Abstract: A biased graph is a graph with a class of selected circles ("cycles", "circuits"), called "balanced", such that no theta subgraph contains exactly two balanced circles. A biased graph has two natural matroids, the frame matroid and the lift matroid. A classical question in matroid theory is whether a matroid can be embedded in a projective geometry. There is no known general answer, but for matroids of biased graphs it is possible to give algebraic criteria. Zaslavsky has previously given such criteria for embeddability of biased-graphic matroids in Desarguesian projective spaces; in this paper we establish criteria for the remaining case, that is, embeddability in an arbitrary projective plane that is not necessarily Desarguesian.
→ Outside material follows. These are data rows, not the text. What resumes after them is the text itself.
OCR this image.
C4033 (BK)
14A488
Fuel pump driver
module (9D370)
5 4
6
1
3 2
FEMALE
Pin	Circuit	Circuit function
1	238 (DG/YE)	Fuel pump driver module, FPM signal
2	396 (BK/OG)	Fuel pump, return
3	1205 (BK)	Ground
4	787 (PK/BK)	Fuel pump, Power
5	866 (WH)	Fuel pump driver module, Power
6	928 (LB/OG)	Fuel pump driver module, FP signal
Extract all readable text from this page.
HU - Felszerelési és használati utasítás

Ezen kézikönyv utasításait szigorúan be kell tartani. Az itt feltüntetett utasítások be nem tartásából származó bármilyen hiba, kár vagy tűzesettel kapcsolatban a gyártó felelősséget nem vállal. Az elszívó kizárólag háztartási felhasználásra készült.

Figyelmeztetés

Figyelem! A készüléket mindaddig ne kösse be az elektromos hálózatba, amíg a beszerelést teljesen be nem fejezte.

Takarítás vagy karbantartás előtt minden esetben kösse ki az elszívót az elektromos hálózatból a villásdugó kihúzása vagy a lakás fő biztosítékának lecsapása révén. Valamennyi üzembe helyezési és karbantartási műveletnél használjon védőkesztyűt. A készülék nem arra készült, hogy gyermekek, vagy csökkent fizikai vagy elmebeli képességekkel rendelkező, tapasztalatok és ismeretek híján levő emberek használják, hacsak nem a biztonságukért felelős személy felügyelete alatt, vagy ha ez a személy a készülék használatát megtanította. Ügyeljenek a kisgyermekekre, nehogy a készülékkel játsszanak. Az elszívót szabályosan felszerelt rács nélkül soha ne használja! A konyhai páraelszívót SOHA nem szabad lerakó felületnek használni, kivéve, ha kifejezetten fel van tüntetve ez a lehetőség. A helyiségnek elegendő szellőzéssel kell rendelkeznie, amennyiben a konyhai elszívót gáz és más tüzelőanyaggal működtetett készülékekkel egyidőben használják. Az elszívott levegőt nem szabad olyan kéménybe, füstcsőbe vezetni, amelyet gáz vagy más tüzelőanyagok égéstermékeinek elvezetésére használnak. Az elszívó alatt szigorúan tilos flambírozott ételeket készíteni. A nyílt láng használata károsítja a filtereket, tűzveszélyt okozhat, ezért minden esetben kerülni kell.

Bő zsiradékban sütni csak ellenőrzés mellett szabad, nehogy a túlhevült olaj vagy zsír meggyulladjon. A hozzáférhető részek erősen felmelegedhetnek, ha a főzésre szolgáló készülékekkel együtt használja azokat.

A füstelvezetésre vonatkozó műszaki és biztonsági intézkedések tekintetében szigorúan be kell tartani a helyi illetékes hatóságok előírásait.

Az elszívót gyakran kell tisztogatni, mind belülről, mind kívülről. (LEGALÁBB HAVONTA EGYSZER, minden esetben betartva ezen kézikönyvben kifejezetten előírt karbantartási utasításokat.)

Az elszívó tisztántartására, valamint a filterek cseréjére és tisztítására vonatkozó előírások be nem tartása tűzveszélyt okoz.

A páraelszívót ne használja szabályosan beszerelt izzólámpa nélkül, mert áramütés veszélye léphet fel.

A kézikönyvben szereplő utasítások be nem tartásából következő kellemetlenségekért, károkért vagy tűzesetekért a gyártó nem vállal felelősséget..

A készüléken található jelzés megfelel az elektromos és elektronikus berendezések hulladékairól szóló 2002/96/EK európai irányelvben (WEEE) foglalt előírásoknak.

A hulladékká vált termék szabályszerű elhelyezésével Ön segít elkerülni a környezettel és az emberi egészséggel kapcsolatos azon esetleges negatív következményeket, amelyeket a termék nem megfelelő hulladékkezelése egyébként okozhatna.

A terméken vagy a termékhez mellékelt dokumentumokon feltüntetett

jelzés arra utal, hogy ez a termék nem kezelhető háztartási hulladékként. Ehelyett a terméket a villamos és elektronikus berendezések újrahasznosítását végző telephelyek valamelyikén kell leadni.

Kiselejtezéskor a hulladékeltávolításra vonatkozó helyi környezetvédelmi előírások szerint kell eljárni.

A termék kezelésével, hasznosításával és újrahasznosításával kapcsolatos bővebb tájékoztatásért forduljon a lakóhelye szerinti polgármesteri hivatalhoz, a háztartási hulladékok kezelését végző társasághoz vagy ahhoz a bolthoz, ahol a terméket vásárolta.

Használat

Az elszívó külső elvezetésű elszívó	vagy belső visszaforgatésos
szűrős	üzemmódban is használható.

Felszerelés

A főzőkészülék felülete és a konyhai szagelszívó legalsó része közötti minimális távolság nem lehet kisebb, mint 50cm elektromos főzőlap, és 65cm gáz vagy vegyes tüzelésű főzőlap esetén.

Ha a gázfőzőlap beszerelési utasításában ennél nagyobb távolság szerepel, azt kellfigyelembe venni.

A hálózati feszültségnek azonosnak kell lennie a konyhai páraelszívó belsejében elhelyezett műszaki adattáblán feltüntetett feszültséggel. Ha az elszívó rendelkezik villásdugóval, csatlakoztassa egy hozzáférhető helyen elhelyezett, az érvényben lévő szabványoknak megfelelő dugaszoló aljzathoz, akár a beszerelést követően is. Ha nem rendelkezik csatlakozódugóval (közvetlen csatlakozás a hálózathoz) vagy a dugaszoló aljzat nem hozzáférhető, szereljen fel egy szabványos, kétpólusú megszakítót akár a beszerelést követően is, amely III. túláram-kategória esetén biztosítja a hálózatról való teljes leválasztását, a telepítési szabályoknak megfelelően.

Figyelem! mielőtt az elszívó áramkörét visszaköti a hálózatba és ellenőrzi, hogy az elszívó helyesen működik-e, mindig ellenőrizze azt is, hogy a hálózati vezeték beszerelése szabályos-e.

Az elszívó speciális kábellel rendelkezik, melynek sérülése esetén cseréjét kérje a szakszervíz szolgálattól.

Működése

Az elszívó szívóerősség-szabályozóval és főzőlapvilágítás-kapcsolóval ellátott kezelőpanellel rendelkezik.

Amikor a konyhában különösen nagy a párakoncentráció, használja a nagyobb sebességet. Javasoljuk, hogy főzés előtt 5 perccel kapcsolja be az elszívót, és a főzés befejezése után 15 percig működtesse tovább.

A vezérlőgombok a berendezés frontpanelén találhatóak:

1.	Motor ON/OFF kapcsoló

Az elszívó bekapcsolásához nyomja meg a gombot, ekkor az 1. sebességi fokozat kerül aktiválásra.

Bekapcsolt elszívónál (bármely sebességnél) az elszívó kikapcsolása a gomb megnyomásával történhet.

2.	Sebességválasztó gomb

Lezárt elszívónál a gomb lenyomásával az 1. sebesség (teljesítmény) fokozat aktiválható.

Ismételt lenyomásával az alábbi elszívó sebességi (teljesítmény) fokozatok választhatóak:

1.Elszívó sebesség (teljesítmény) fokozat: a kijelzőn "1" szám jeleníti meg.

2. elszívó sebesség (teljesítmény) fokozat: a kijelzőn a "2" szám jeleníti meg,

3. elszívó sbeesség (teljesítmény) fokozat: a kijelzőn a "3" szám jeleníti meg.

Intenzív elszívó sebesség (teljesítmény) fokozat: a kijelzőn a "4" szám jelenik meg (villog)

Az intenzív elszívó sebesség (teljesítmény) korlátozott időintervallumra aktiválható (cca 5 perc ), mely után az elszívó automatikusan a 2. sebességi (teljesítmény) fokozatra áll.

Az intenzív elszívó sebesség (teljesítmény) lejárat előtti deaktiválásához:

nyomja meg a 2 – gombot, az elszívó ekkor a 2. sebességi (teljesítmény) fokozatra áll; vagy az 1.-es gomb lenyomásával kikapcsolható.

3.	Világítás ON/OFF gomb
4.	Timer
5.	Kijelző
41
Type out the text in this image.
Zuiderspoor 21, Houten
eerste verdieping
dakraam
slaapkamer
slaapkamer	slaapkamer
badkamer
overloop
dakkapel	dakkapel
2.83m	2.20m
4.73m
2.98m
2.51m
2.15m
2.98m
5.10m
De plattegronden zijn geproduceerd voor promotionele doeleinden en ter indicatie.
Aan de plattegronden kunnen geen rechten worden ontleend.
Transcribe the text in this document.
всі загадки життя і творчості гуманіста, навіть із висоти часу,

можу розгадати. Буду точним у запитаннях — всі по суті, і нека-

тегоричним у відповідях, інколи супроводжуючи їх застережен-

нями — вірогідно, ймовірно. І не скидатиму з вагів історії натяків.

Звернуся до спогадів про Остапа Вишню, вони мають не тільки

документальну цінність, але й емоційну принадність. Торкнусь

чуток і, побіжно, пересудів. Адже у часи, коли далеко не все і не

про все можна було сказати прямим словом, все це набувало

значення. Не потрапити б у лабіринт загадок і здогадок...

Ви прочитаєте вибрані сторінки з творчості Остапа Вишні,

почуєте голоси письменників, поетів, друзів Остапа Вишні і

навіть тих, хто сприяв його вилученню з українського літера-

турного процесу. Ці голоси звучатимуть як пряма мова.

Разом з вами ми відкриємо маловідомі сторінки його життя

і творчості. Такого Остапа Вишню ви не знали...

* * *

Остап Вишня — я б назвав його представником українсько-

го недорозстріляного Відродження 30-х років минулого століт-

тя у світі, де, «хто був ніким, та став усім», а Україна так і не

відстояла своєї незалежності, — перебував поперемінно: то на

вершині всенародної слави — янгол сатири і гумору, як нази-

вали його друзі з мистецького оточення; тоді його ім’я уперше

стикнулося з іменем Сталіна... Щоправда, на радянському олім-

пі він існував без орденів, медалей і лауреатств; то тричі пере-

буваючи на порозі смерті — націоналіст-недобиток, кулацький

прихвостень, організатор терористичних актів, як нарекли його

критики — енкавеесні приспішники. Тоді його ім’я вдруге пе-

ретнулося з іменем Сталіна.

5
The criteria depend on the embeddability of a quasigroup associated to the graph into the additive or multiplicative loop of a ternary coordinate ring for the plane. A 3-node biased graph is equivalent to an abstract partial 3-net; thus, we have a new algebraic criterion for an abstract 3-net to be realized in a non-Desarguesian projective plane. We work in terms of a special kind of 3-node biased graph called a biased expansion of a triangle. Our results apply to all finite 3-node biased graphs because, as we prove, every such biased graph is a subgraph of a finite biased expansion of a triangle. A biased expansion of a triangle, in turn, is equivalent to an isostrophe class of quasigroups, which is equivalent to a $3$-net. Much is not known about embedding a quasigroup into a ternary ring, so we do not say our criteria are definitive. For instance, it is not even known whether there is a finite quasigroup that cannot be embedded in any finite ternary ring. If there is, then there is a finite rank-3 matroid (of the corresponding biased expansion) that cannot be embedded in any finite projective plane---a presently unsolved problem.